A recent NHS video depicts the struggle of three apparently healthy individuals as part of an initiative to improve vaccine acceptance.
Quincy Dwamena, 31, claimed he delayed getting a Covid shot and ended up in the hospital with a severe case of the illness, thinking that he was going to die.
Over 360,000 people in the 16 and 17-year age group in England received at least one dose of the vaccine.
Other teenagers of that age group in England are invited to book an appointment with their GP or go to a walk-in center to get their shots.
In the video, Dwamena, a resident of East London, spoke about himself as a “healthy young guy who went to the gym often,” who unfortunately postponed getting the vaccine for too long and became dangerously ill.
“My advice is to get the vaccine: don’t put yourself and others at risk, I wish I’d got mine as soon as it was offered,” Dwamena said.
Megan Higgins, 25, and Hella Harwood, aged 23, seemed like two healthy and active girls who are now the victims of extreme fatigue because of long Covid.
Ms.
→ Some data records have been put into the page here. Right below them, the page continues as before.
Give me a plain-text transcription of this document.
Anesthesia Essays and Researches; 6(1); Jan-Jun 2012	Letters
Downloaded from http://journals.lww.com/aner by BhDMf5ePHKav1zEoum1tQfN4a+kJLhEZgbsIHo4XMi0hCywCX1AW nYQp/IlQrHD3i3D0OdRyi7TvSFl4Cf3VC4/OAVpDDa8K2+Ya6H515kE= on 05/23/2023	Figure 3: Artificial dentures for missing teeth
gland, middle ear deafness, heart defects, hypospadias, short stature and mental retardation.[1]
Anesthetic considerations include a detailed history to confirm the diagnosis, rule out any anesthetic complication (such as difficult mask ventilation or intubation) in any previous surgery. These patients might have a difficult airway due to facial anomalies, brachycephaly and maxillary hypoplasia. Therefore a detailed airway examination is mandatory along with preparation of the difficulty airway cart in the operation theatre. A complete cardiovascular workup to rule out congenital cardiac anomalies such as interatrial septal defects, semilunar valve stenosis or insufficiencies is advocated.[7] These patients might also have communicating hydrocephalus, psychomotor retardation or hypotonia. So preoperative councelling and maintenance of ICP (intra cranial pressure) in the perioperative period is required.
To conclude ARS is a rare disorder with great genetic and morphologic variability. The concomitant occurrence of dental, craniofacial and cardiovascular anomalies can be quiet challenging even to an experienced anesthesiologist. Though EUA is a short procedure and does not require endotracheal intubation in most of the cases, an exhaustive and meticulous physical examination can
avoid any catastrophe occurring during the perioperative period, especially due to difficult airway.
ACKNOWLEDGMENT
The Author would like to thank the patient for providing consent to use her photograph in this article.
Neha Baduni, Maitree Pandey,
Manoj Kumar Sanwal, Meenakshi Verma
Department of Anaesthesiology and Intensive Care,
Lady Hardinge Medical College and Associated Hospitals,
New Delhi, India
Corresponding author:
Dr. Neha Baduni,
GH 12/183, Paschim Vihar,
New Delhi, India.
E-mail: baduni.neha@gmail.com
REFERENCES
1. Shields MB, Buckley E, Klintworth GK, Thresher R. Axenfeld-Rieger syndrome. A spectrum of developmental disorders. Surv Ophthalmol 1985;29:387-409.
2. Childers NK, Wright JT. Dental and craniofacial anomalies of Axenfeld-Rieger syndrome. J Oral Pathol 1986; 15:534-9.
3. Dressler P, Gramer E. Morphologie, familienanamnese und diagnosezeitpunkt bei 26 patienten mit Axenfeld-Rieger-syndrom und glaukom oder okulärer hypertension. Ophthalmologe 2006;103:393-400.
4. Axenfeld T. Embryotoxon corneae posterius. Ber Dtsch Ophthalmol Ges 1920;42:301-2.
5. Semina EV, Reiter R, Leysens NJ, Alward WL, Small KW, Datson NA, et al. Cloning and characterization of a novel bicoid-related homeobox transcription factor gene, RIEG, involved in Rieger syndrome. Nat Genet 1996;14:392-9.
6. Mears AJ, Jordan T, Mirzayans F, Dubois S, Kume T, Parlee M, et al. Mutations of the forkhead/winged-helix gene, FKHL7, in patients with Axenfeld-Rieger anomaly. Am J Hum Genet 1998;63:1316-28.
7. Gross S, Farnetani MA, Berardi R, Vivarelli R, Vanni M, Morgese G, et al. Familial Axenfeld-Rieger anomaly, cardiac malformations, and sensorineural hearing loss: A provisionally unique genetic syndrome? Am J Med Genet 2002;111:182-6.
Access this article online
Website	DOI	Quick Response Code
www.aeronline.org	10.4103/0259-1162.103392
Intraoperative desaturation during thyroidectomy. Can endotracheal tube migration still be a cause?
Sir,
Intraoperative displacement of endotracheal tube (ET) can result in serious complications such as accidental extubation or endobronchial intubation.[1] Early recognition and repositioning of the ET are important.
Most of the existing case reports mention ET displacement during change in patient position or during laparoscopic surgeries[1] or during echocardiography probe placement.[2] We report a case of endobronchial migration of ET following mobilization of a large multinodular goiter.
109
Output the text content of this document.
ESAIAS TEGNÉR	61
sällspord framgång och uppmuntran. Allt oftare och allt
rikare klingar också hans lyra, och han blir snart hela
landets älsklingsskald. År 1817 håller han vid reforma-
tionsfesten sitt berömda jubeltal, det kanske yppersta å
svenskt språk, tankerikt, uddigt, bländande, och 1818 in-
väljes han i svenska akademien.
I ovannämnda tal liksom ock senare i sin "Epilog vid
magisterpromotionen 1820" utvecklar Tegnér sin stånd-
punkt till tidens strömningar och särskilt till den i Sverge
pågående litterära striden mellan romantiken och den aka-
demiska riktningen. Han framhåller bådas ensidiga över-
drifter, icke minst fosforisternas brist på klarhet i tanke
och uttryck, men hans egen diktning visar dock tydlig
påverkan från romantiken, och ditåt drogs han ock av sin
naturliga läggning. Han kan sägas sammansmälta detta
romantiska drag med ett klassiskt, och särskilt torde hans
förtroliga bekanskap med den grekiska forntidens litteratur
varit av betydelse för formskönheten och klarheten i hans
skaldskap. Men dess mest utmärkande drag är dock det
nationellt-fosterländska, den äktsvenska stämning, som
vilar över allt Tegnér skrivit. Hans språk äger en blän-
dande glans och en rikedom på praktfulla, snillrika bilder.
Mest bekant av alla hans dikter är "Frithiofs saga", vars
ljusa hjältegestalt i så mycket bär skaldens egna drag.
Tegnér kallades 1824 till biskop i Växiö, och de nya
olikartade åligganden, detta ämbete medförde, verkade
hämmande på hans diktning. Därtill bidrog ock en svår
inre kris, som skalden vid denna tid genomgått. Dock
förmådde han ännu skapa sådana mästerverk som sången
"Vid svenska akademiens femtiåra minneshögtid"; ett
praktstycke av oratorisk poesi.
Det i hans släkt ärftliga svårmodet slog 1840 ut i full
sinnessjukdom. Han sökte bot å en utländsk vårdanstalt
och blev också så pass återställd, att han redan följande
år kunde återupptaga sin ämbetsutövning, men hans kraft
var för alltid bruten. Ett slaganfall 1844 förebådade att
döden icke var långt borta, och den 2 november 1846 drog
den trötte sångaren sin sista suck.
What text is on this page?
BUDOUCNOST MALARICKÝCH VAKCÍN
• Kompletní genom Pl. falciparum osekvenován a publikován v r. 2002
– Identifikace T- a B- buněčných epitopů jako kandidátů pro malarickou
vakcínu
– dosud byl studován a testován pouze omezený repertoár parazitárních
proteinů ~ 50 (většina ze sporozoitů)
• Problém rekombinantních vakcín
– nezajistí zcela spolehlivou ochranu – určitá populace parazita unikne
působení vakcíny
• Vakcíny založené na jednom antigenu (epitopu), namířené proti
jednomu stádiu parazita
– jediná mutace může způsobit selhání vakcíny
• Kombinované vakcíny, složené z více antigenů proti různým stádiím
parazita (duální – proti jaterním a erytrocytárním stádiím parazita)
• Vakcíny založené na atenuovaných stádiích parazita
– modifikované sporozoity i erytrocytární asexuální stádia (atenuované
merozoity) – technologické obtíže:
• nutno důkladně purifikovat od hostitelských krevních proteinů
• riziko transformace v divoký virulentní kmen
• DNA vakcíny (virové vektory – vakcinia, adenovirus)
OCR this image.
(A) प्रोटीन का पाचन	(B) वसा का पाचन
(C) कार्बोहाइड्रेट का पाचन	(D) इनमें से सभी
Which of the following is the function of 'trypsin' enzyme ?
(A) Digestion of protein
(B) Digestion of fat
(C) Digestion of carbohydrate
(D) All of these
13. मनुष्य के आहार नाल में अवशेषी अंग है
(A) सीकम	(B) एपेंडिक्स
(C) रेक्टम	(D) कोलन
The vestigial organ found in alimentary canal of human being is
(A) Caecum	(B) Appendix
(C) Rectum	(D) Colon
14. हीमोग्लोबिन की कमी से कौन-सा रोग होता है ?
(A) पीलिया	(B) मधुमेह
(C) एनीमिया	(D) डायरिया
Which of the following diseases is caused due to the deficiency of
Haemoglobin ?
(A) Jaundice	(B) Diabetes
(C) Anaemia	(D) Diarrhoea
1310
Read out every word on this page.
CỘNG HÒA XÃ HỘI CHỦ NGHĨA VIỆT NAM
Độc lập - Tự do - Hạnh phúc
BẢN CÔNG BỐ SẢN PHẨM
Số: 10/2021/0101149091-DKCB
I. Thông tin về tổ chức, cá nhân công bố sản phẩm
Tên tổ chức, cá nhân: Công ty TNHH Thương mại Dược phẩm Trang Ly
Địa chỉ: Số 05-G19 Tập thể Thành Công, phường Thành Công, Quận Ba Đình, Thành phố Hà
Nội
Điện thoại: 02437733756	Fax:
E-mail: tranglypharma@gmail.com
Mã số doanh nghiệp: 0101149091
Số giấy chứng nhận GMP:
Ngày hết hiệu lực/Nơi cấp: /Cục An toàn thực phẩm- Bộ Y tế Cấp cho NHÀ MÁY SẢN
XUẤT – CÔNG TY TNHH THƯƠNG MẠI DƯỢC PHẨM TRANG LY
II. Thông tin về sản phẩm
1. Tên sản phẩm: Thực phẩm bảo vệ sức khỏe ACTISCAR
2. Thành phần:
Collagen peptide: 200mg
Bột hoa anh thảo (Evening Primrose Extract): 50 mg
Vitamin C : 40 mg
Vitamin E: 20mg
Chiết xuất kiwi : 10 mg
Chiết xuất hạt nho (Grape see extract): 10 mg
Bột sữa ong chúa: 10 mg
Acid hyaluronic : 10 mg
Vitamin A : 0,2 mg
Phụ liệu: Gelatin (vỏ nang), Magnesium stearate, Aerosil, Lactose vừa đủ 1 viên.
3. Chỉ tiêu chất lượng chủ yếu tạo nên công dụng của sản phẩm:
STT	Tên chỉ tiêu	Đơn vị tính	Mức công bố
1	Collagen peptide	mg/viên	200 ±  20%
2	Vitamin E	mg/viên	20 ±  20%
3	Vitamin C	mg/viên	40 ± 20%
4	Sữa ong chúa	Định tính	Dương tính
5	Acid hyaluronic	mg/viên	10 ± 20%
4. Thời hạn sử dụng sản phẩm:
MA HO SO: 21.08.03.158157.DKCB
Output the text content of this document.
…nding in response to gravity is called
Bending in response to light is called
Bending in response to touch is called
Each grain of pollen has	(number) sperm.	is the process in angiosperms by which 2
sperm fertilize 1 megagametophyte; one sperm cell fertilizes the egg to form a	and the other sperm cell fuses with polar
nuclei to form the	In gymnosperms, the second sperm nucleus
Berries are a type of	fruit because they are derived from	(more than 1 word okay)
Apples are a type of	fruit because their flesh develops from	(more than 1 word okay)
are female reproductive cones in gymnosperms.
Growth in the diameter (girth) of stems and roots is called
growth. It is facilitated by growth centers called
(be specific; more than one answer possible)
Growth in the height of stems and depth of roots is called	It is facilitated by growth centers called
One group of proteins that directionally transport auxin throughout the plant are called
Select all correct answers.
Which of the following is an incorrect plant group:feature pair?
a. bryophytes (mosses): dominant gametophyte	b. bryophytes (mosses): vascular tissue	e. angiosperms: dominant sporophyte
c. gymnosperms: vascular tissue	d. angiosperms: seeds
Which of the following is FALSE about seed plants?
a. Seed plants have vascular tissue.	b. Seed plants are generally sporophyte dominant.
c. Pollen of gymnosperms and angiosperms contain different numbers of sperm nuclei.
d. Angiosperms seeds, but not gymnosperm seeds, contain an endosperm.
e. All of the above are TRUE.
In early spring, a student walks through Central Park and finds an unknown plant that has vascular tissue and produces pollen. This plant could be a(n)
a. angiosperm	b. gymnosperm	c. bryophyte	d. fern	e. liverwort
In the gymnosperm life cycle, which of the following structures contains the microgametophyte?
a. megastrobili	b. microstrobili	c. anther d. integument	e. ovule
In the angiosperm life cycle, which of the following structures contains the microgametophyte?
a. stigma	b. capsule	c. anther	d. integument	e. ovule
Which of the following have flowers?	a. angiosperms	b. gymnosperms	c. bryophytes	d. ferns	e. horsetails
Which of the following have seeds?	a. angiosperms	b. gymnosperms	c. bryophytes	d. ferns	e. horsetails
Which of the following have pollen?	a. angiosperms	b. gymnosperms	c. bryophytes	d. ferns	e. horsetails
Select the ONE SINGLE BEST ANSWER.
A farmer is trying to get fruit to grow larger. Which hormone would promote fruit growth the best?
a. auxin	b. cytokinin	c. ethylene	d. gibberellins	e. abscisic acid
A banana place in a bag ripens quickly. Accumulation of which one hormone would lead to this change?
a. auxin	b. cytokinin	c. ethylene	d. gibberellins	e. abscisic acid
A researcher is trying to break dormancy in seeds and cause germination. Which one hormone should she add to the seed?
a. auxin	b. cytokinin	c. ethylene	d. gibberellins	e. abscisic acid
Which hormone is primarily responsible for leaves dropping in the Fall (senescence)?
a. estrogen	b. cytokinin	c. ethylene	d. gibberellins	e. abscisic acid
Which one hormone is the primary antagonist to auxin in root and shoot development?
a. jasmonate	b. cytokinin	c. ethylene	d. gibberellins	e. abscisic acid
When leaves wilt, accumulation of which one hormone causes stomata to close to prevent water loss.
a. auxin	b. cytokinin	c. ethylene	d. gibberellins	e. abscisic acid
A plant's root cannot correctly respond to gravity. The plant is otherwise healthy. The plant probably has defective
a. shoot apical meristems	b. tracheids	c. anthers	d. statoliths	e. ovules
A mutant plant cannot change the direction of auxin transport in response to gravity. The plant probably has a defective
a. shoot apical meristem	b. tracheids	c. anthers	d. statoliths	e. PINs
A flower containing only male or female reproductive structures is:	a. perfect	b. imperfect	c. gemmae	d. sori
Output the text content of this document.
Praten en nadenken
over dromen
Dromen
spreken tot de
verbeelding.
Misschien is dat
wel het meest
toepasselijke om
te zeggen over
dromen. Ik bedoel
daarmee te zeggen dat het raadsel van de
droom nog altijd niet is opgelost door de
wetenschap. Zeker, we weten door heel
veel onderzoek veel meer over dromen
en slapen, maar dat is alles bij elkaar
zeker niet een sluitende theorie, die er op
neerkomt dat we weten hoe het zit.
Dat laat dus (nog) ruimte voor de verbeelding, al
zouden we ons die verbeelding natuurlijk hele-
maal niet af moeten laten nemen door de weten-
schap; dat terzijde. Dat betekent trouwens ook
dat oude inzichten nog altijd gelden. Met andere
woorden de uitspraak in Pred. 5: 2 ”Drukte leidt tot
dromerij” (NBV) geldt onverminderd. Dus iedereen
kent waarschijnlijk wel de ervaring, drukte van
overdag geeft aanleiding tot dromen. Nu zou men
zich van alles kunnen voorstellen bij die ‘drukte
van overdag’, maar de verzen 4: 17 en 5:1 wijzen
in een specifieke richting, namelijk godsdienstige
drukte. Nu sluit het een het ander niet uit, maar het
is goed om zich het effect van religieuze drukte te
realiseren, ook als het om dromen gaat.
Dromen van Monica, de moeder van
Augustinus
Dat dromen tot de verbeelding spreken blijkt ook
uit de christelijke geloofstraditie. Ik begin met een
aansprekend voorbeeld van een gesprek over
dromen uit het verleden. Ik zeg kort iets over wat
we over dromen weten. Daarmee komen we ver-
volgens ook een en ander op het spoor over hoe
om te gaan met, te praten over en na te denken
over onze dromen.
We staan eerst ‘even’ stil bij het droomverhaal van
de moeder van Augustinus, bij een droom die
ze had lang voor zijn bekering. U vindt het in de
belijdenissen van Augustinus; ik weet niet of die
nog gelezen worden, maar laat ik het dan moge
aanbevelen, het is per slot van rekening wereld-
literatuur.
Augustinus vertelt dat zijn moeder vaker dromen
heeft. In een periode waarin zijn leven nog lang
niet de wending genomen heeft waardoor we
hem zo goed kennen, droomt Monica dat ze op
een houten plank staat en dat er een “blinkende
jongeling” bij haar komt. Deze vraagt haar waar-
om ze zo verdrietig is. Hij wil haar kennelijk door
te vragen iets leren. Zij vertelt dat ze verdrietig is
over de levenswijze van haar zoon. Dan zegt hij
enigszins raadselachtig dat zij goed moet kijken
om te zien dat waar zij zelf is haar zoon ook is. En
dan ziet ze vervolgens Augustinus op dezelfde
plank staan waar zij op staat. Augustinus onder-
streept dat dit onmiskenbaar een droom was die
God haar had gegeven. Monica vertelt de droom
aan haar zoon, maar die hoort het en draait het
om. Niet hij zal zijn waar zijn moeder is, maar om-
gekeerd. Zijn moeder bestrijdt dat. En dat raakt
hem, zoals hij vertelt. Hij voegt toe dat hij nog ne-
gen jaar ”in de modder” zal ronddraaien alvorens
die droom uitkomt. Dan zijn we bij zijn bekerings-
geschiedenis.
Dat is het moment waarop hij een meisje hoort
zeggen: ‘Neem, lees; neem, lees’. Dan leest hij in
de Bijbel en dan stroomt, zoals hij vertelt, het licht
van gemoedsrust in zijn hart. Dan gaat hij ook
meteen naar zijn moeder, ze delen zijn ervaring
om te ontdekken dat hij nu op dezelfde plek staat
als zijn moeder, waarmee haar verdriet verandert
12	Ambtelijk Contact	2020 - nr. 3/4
Higgins declared that, eight months after falling ill, she “can’t even walk around the shops without getting exhausted.”
In the interview with BBC Breakfast, she said that on bad days she suffers from pain all over her joints and a feeling of severe exhaustion from when she wakes up to when she goes to sleep.
“One of the things I really notice is my emotional resilience… when you’re that tired everything hits you so much harder,” she added.
She described having a knot at the end of her hair that she couldn’t comb out because of her inability to keeping her hands above her head for long enough.
Ms. Harwood, an illustrator and London resident, said that she’s been bed-bound for a total of seven months and is afraid that she will never “be the same again.”
She was even more surprised by the effects of the illness as she was “fit and healthy” and “had literally no conditions.”
She was so scared by Covid during the seven months of illness that she was afraid that she was going to die that year.
“My advice to anyone really, young and old, would be to get the vaccine because it’s a naive way of thinking that you’re invincible just because you’re fit and healthy and you eat the right stuff,” Harwood said.